Training Ukraine’s Critical Infrastructure to Stay Ahead of Cyber Adversaries

Critical infrastructure sectors such as energy, water, and transportation, have become increasingly interconnected and reliant on technology. Though digitization has improved efficiency and access, it has made critical infrastructure more vulnerable to cyberattacks that cause crippling disruptions to services that support food and agriculture, public health, safety, finance, and national security.   

Ukraine has experienced several serious cyberattacks against its critical infrastructure that have been attributed to agents of the Russian Federation.  These resulted in mass power outages and associated disruptions. To help strengthen the resilience of Ukraine’s critical infrastructure, CRDF Global is partnering with the National Coordination Center for Cybersecurity at the National Security and Defense Council (NSDC) of Ukraine to conduct a series of training workshops for cybersecurity professionals at critical infrastructure organizations.     

Cybersecurity experts at FireEye Mandiant helped customize a recent two-day workshop covering the current threat landscape, recognizing the particular risks associated with state-sponsored attacks, and discussing tools and methods that can help establish origin and attribution of an attack. 

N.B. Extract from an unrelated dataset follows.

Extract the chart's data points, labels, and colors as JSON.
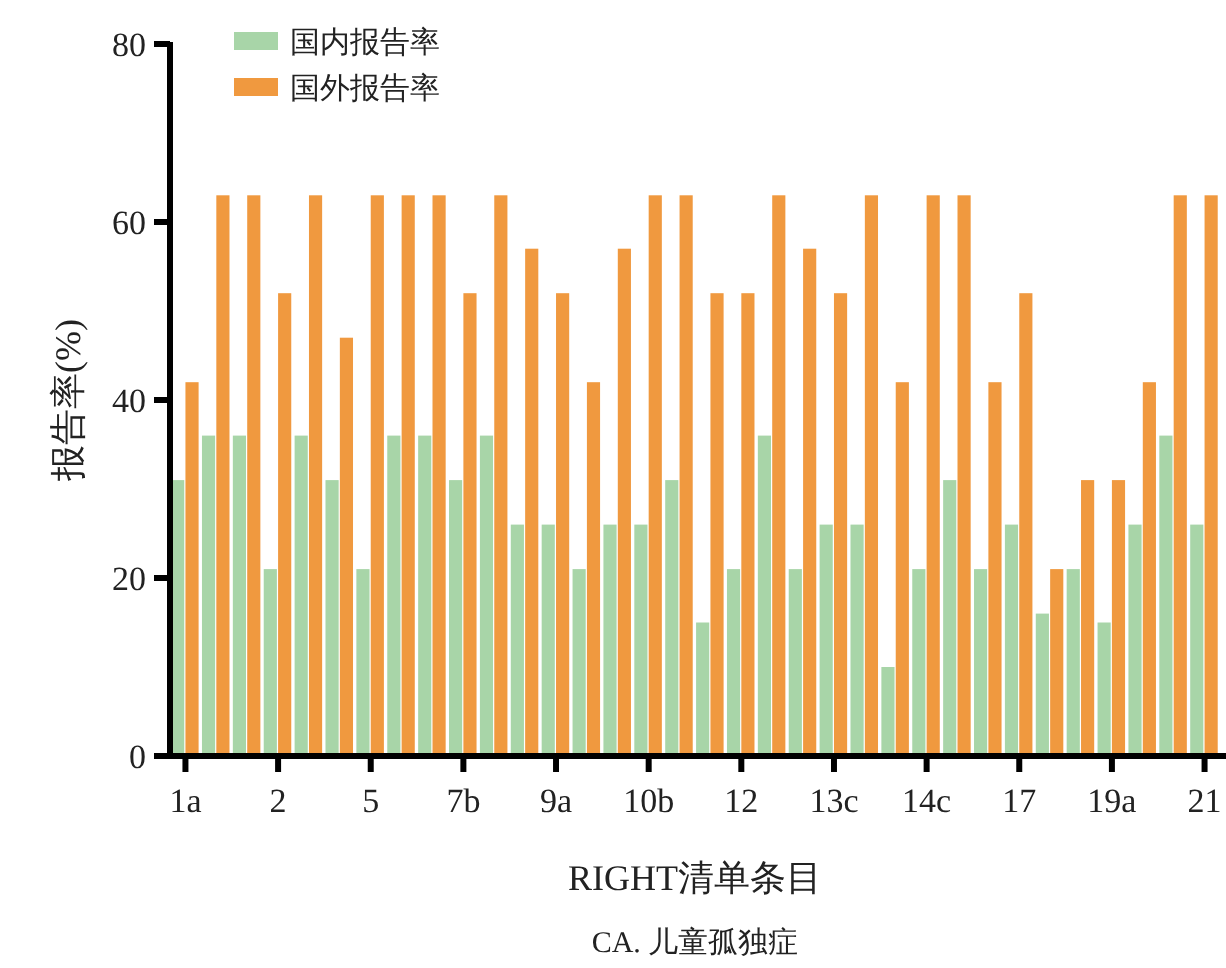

Through hands-on training based on real-world attacks and security vulnerabilities, more than 100 participants from the Security Service of Ukraine, State Service of Special Communications and Information Protection, the National Police, and other critical infrastructure facilities learned new techniques to counter sophisticated attacks. 

Following this workshop, NSDC and CRDF Global hosted a hackathon competition that focused on real-time cyber incident identification and responses; collecting digital evidence; and cyber incident reporting to entities like MISP, an open-source threat sharing platform, and the United States Computer Emergency Readiness Team (CERT). The intensive hackathon competition simulated realistic cyber-attacks for participants from the Security Service of Ukraine, National Agency on Corruption Prevention, Ministry of Defense, Kyiv International airport, Ukrainian Railways, National Bank of Ukraine, and Ukroboronprom (state-owned defense industries).   

These workshops are part of a year-long series of Capture-the-Flag and workshop events designed to enhance the capacities of current cybersecurity specialists in the security and defense sector at critical infrastructure facilities, government organizations, and enterprises that guard Ukraine’s national and economic security. These efforts are supported by the U.S. Department of State’s Office of the Coordinator of U.S. Assistance to Europe and Eurasia.